Del mismo modo, si uno
quiere descubrir la fuente de la Vida, de la Verdad y del Amor tiene que buscar
una Vida que no esté mezclada con su sombra, la muerte, una Verdad que no esté
mezclada con su sombra, el error, y un Amor que no esté mezclado con su sombra,
el odio. Hay que buscar algo que es la Vida Pura, la Verdad Pura, el Amor Puro,
y ésa es justamente la definición de Dios. Y la causa de que uno esté
decepcionado, es el no haberlo encontrado todavía.
Si
hubiera aparecido en algún lugar del espacio
algún
lugar de refugio donde huir,
nuestra
alma habría buscado refugio allí,
y
no en Ti.
Porque
entonces nos habríamos golpeado contra
los
barrotes de la Creación
como
águilas prisioneras, y a través de los
mundos
habríamos buscado
unos
pocos centímetros de tierra para apoyar
nuestros
pies,
si
no existieras Tú.
Y
sólo cuando descubrimos que ni en la tierra
ni
en el aire
ni
en el cielo ni el infierno existía un lugar así,
cuando
descubrimos que no podíamos huir de
Ti
a ninguna parte,
entonces
huimos hacia Ti.
RICHARD
CHEVENIX TRENCH
Aquel
que buscamos es Dios. Nuestra desdicha no se debe a nuestra carencia de dinero,
o de altas posiciones, o de fama, o de vitaminas suficientes; se debe, no a la
carencia de algo fuera de nosotros, sino a la carencia de algo dentro de
nosotros. Uno no puede satisfacer el alma con meras envolturas. Si el sol
pudiera hablar, diría que es feliz de brillar; si un lápiz pudiera hablar,
diría que es feliz cuando escribe; porque ésos son los fines para los cuales el
sol y el lápiz fueron hechos. Nosotros
fuimos hechos para la felicidad perfecta. Ése es nuestro propósito. Por eso no
es raro que todo lo que esté debajo de Dios no nos satisfaga.
Pero
¿has advertido que cuando comprendes que has sido hecho para la Felicidad
Perfecta los placeres del mundo se vuelven mucho menos decepcionantes? Uno deja
de pedirle peras al olmo. Cuando uno comprende que su meta es Dios, ya no se
siente más decepcionado, porque no coloca en las cosas más esperanzas que las
que las cosas admiten. Uno deja de buscar alegrías de primer agua donde sólo
pueden encontrarse placeres de décimo orden.
Uno
empieza a comprender que la amistad, las alegrías del matrimonio, el encanto de
la posesión, el ocaso y la estrella vespertina, las obras maestras de la
pintura y de la música, el oro y la plata del mundo, las industrias y las
comodidades de la vida, todos son dones de Dios. Él nos los dejó en el camino de
la vida, para recordarnos que si son tan hermosos, ¡cuánto más hermosa será la
Belleza verdadera! Quiso que fueran puentes mediante los cuales nos acercáramos
a Él. Después de gozar de las cosas hermosas del mundo, uno debía pensar:
"Si la chispa del amor humano es tan brillante, cómo será entonces la
Llama.”
Desdichadamente,
muchos se enamoran tanto de los dones que el gran Dador de Vida les ha dejado
en el camino de la existencia, que construyen sus ciudades en torno del don, y
se olvidan del Donante; y cuando esos dones, por pura lealtad hacia su Creador,
cesan de proporcionarles la felicidad perfecta, entonces se rebelan contra
Dios, se vuelven cínicos, y se desilusionan.
Hay
que cambiar totalmente de punto de vista. La vida no es una burla. Las
decepciones no son más que piedras miliares en el camino de la vida, que nos
dicen: “La felicidad perfecta no se encuentra aquí.” Toda desilusión, toda
esperanza terrena fracasada, todo deseo carnal frustrado nos señalan a Dios.

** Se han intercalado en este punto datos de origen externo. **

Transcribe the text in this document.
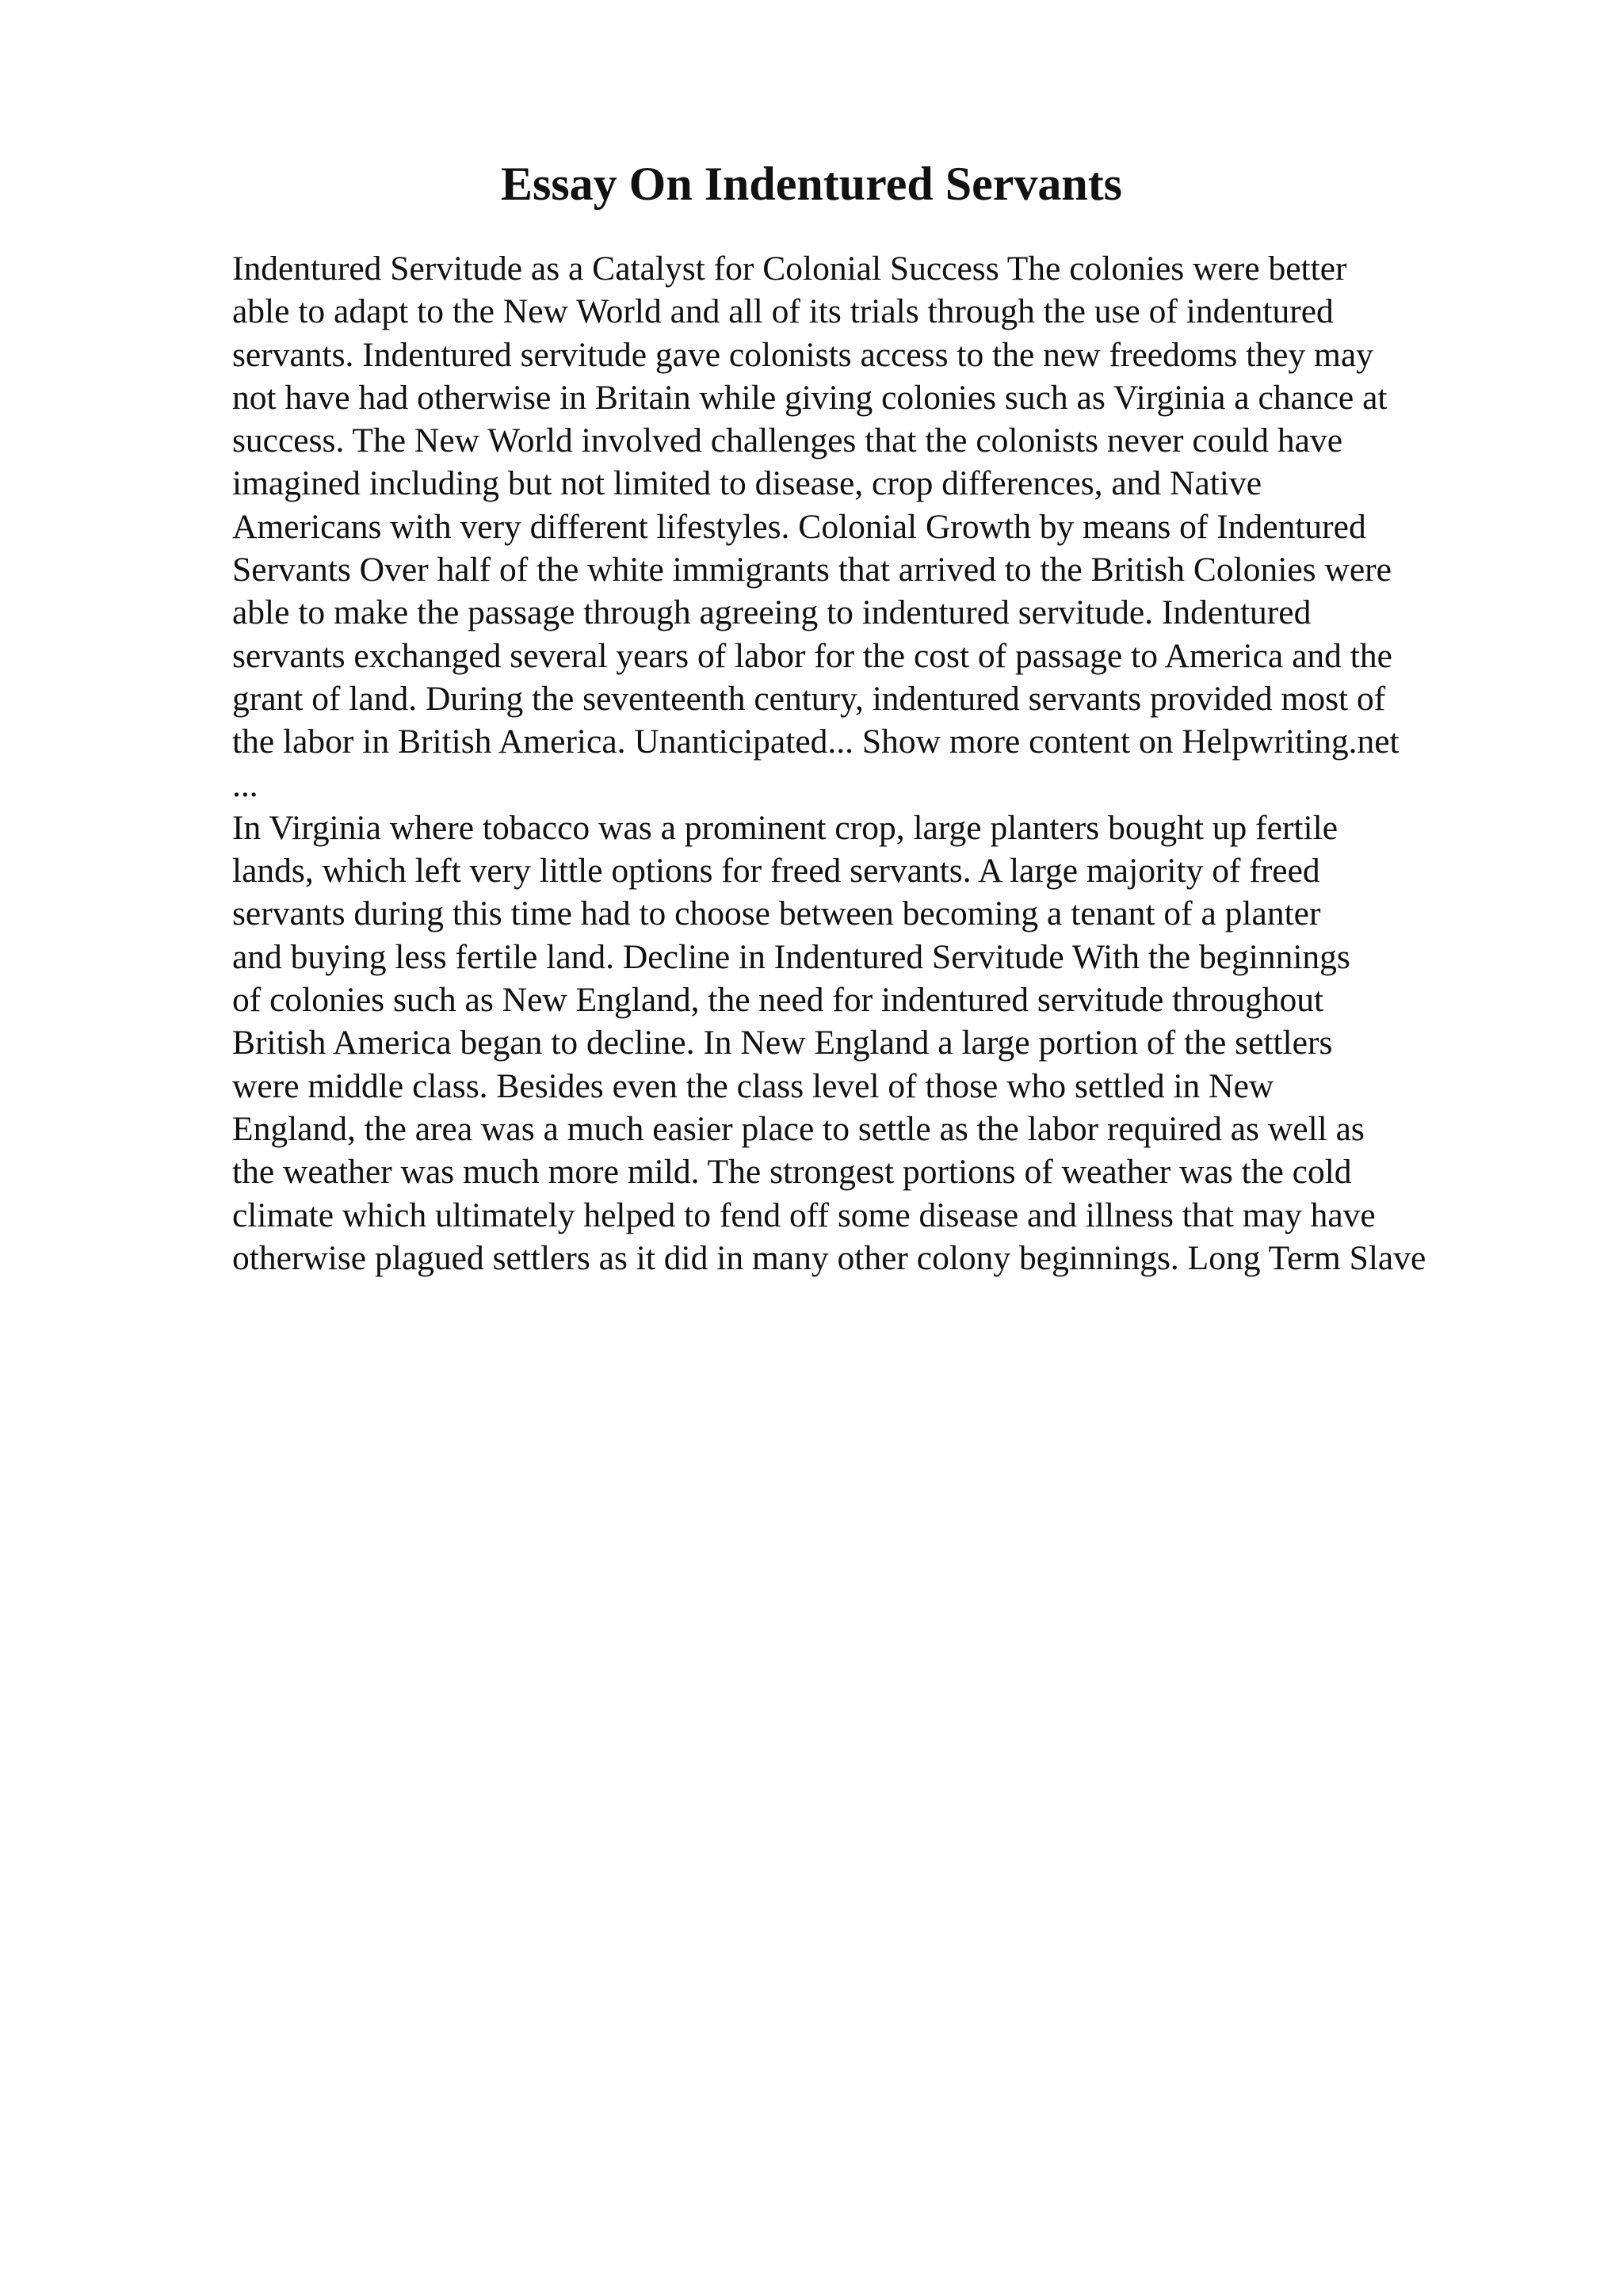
Essay On Indentured Servants

Indentured Servitude as a Catalyst for Colonial Success The colonies were better

able to adapt to the New World and all of its trials through the use of indentured

servants. Indentured servitude gave colonists access to the new freedoms they may

not have had otherwise in Britain while giving colonies such as Virginia a chance at

success. The New World involved challenges that the colonists never could have

imagined including but not limited to disease, crop differences, and Native

Americans with very different lifestyles. Colonial Growth by means of Indentured

Servants Over half of the white immigrants that arrived to the British Colonies were

able to make the passage through agreeing to indentured servitude. Indentured

servants exchanged several years of labor for the cost of passage to America and the

grant of land. During the seventeenth century, indentured servants provided most of

the labor in British America. Unanticipated... Show more content on Helpwriting.net

...

In Virginia where tobacco was a prominent crop, large planters bought up fertile

lands, which left very little options for freed servants. A large majority of freed

servants during this time had to choose between becoming a tenant of a planter

and buying less fertile land. Decline in Indentured Servitude With the beginnings

of colonies such as New England, the need for indentured servitude throughout

British America began to decline. In New England a large portion of the settlers

were middle class. Besides even the class level of those who settled in New

England, the area was a much easier place to settle as the labor required as well as

the weather was much more mild. The strongest portions of weather was the cold

climate which ultimately helped to fend off some disease and illness that may have

otherwise plagued settlers as it did in many other colony beginnings. Long Term Slave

Uno puede acercarse a Dios no sólo portándose bien, sino también, y eso es lo
raro, a través de una serie; de disgustos.
La
sensación misma de estar perdido, que uno siente en este mundo, es en sí una
prueba de que alguna vez uno ha pertenecido a algo; justamente, que uno ha
pertenecido a Dios. Aunque nuestras pasiones se hayan satisfecho aquí abajo,
uno no se satisfizo nunca, porque si bien nuestras pasiones pueden encontrar alguna
satisfacción en este mundo, nosotros no podemos. Si en este momento tú crees
que tus vicios te han abandonado, no debes creer por eso que tú hayas
abandonado los vicios.
Empieza
por tu propia insuficiencia y da comienzo a la busca de la perfección. Empieza
por tu propia vacuidad y busca a Aquel que puede llenarla. Pero debes tener
conciencia de tu soledad, de tu necesidad y de tu desilusión, antes de poder
desearlo a Él para que las satisfaga. “Buscad y encontraréis" (Mateo 7,
7).
Miremos
dentro de nuestro corazón. Nos cuenta la historia de cómo hemos sido hechos. No
es perfecto en forma ni color, como un corazón de tarjeta postal. Parece faltar
un trocito al costado de todo corazón humano. Quizá eso quiera significar que
un trozo fue arrancado del Corazón de Cristo, cuando abrazó a toda la humanidad
en la Cruz.
Creo
que el verdadero sentido de este trocito que falta es que, cuando Dios creó
nuestro corazón humano, lo encontró tan bueno y tan digno de amor que se guardó
un trocito de recuerdo en el cielo.
Mandó
el resto a este mundo para que gozara de Sus dones y los usáramos como piedras
donde apoyarnos en nuestro camino hacia Él, siempre recordando que no podemos
amar nada de este mundo con el corazón entero, porque no tenemos un corazón
entero para amar con él. Para poder amar a alguien con todo el corazón, para
poder sentir la verdadera clama, para poder sentir que nuestro corazón ha
recuperado su entereza, tenemos que regresar nuevamente a Dios y recuperar el
trozo que desde la eternidad se ha guardado para nosotros.